First Published 30 September 2008, Last Updated 30 September 2008

Inspired by Dutch artist Vermeer’s painting of the same name, Tracy Chevalier’s novel Girl With A Pearl Earring was a best-seller and went on to be adapted into a film starring Colin Firth and Scarlett Johansson. Now Adrian Dunbar takes on the role of Vermeer in this new stage adaptation of Chevalier’s fictional account of the inspiration behind the painting.

Beginning at the end, when servant girl Griet finds she has been bequeathed the pearl earrings she once wore for Vermeer, David Joss Buckley’s stage adaptation then takes us back to the day the 17-year-old arrived in the Vermeer household to work as a maid for the artist and his family. 

Chevalier’s tale charts the events that spring from Griet’s arrival that eventually culminate in the young girl posing for Vermeer in the familiar blue and yellow headdress and single pearl earring of the famous painting. To the chagrin of Vermeer’s childish daughter and feeble wife, the maid captures his artistic eye more than they ever could, causing resentment and heartbreak as she spends hours in his studio rather than cooking and cleaning downstairs.

Joss Buckley’s adaptation tells the story in part narration, with each character – except Griet herself – at times talking directly to the audience, revealing their thoughts on Griet’s arrival and her impact on the household. On a stage revolve, Peter Mumford’s set switches easily between studio, kitchen and lounge as the action is played out in each.

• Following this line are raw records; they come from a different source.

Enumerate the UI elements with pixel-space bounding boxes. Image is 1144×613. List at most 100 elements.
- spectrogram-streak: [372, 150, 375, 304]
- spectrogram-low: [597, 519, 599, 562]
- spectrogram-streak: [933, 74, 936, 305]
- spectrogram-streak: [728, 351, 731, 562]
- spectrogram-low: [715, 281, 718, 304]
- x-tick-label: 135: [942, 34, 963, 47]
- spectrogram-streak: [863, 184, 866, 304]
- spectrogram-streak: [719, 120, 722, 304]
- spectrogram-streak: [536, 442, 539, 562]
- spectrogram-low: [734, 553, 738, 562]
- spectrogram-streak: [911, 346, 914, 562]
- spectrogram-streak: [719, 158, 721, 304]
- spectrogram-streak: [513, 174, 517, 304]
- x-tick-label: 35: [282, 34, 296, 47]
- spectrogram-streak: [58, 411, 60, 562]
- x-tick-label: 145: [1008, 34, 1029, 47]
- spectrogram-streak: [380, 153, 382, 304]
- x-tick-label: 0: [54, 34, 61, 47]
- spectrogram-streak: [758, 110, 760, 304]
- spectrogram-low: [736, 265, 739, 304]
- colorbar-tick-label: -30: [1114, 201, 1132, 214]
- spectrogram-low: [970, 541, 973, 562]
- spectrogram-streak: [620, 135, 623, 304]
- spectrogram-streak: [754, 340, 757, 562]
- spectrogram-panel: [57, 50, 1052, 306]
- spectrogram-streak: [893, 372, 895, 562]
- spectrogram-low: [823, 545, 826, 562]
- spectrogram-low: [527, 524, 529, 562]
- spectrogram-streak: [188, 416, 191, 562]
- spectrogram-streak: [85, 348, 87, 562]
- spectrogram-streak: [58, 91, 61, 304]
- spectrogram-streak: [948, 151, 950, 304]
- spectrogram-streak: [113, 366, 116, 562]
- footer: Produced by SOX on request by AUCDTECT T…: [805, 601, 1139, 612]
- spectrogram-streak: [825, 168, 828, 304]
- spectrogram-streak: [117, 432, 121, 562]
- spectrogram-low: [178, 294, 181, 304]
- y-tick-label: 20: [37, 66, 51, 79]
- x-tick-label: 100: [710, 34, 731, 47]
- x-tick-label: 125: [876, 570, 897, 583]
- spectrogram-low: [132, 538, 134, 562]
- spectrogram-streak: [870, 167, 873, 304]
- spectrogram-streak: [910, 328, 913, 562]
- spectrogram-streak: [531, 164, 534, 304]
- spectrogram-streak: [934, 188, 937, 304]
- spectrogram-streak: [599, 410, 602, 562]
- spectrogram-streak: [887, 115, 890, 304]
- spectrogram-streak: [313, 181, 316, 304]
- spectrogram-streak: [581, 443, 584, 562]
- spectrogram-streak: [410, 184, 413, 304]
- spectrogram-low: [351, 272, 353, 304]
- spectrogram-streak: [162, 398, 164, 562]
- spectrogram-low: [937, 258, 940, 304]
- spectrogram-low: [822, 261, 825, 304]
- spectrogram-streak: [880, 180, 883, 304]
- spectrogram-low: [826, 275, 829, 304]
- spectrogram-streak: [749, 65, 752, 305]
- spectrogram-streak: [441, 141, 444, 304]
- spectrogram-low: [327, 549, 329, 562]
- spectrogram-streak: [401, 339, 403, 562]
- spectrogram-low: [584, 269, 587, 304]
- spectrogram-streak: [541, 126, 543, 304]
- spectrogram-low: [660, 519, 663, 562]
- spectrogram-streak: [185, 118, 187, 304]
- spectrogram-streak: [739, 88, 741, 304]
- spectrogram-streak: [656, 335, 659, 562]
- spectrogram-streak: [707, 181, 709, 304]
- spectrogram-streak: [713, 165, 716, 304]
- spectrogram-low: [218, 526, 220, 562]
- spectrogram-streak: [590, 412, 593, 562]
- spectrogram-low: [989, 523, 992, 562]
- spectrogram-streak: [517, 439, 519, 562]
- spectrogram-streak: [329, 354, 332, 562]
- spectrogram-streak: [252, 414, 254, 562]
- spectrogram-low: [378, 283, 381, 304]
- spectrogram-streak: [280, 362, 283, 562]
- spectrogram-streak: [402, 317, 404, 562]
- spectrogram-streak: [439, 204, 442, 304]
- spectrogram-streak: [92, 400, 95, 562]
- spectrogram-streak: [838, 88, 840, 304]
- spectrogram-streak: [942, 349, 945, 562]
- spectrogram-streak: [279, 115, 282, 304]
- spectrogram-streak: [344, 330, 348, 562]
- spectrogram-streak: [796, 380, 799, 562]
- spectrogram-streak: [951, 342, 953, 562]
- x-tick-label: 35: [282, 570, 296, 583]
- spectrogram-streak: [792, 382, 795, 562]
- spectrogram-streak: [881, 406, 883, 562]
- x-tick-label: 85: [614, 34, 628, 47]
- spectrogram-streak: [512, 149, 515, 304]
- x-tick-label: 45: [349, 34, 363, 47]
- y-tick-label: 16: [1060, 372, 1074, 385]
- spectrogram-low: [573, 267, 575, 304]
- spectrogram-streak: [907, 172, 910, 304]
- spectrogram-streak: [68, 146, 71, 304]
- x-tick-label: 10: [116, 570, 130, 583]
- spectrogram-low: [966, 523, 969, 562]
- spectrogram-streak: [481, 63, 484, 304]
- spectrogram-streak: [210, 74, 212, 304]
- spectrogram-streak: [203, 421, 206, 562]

Stage newcomer Kimberley Nixon plays Griet as a surprisingly confident girl who is self-assured in her defiance of Vermeer’s daughter Cornelia and intrigued by her master’s work. At first tentative around him, she becomes increasingly eager to help him in his studio and unwilling to extract herself from the situation that others, including her young friend and rejected suitor Peter, can anticipate.

Dunbar’s Vermeer does not have the mysterious aloofness of Firth’s portrayal in the film. Rather, his depiction is of a friendly, open and welcoming man who is obsessed with his work above all else, including his family. In Griet he sees a fresh new subject to paint and becomes determined to do so, even if it could hurt his wife whom he has never painted. Beyond an occasional intimacy, it is not suggested that he loves the young maid who cleans his studio; his obsession is with painting her image, not with Griet herself. It is a lesson the wide-eyed Griet learns the hard way as events come to a head and the painting is finished.

As Vermeer’s patron Van Ruijven, Niall Buggy enlivens the stage with his larger-than-life portrayal of a ruddy-faced, portly, sleazy man who becomes as determined to have Griet as Vermeer is to paint her. Among the rest of the cast, Sara Kestelman as Vermeer’s hard-nosed mother-in-law Maria Thins and Maggie Service as Griet’s fellow maid Tanneke have their time in the spotlight.